Cela remonte à 1892 où, sur dénonciation de ce sénateur moraliste, quatre jeunes demoiselles, dont Marie-Florentine Roger, dite Sarah Brown, furent jugées car elles étaient accusées de s'être montrées presque nues dans les rues pendant le défilé du bal des Quat'zarts (élèves de l'école des Beaux-Arts à Paris, à ne pas confondre avec les 'Gadzarts', ingénieurs issus des Arts et Métiers).
L'affaire fit grand bruit à l'époque et, en attendant que le verdict tombe, le poète Raoul Ponchon composa ces deux vers :
"O! Sarah Brown ! Si l'on t'emprisonne, pauvre ange,
Le dimanche, j'irai t'apporter des oranges."
Les invitations et affiches du Bal des Quat'z'Arts bénéficiaient de tout le talentdes élèves de l'école des Beaux-Arts.
Elles constituent aussi un véritable panorama de la mode dans le domaine des arts graphiques.
2) Entre 1848 et 1914, plus de quatre cents architectes américains seront formés par l'école des Beaux-Arts de Paris, ces études n'étant pas encore dispensées dans leur pays.
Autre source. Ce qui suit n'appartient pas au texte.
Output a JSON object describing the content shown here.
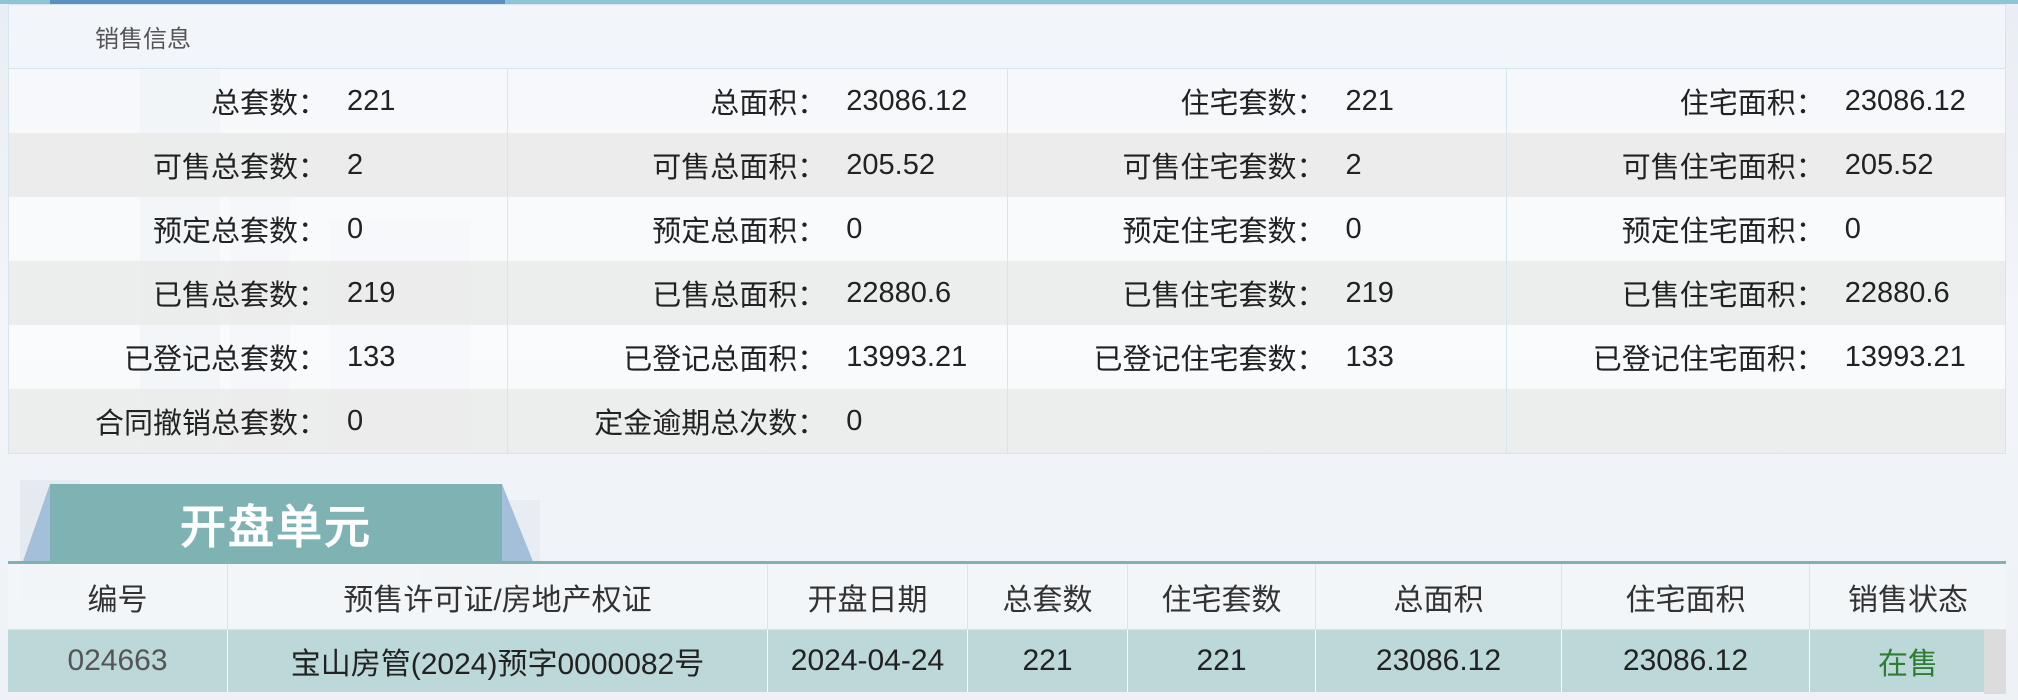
{
  "sales_info": {
    "header": "销售信息",
    "rows": [
      [
        {
          "label": "总套数：",
          "value": "221"
        },
        {
          "label": "总面积：",
          "value": "23086.12"
        },
        {
          "label": "住宅套数：",
          "value": "221"
        },
        {
          "label": "住宅面积：",
          "value": "23086.12"
        }
      ],
      [
        {
          "label": "可售总套数：",
          "value": "2"
        },
        {
          "label": "可售总面积：",
          "value": "205.52"
        },
        {
          "label": "可售住宅套数：",
          "value": "2"
        },
        {
          "label": "可售住宅面积：",
          "value": "205.52"
        }
      ],
      [
        {
          "label": "预定总套数：",
          "value": "0"
        },
        {
          "label": "预定总面积：",
          "value": "0"
        },
        {
          "label": "预定住宅套数：",
          "value": "0"
        },
        {
          "label": "预定住宅面积：",
          "value": "0"
        }
      ],
      [
        {
          "label": "已售总套数：",
          "value": "219"
        },
        {
          "label": "已售总面积：",
          "value": "22880.6"
        },
        {
          "label": "已售住宅套数：",
          "value": "219"
        },
        {
          "label": "已售住宅面积：",
          "value": "22880.6"
        }
      ],
      [
        {
          "label": "已登记总套数：",
          "value": "133"
        },
        {
          "label": "已登记总面积：",
          "value": "13993.21"
        },
        {
          "label": "已登记住宅套数：",
          "value": "133"
        },
        {
          "label": "已登记住宅面积：",
          "value": "13993.21"
        }
      ],
      [
        {
          "label": "合同撤销总套数：",
          "value": "0"
        },
        {
          "label": "定金逾期总次数：",
          "value": "0"
        },
        {
          "label": "",
          "value": ""
        },
        {
          "label": "",
          "value": ""
        }
      ]
    ]
  },
  "units_section": {
    "tab_label": "开盘单元",
    "columns": [
      "编号",
      "预售许可证/房地产权证",
      "开盘日期",
      "总套数",
      "住宅套数",
      "总面积",
      "住宅面积",
      "销售状态"
    ],
    "rows": [
      [
        "024663",
        "宝山房管(2024)预字0000082号",
        "2024-04-24",
        "221",
        "221",
        "23086.12",
        "23086.12",
        "在售"
      ]
    ]
  },
  "colors": {
    "tab_bg": "#7fb3b3",
    "row_bg": "#bcd8d9",
    "status_on_sale": "#2e7d32",
    "border": "#d6e6ef"
  }
}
Par la suite, le prestige des architectes de formation française, comme Raymond Hood, incitera leurs cadets à les imiter. Les édifices de "style Beaux-Arts", courant à New York, sont même actuellement remis à l'honneur. Les trois autres disciplines, gravure, sculpture et peinture ne sont pas en reste, et nombreux seront les artistes étrangers a subir l'influence de l'Ecole.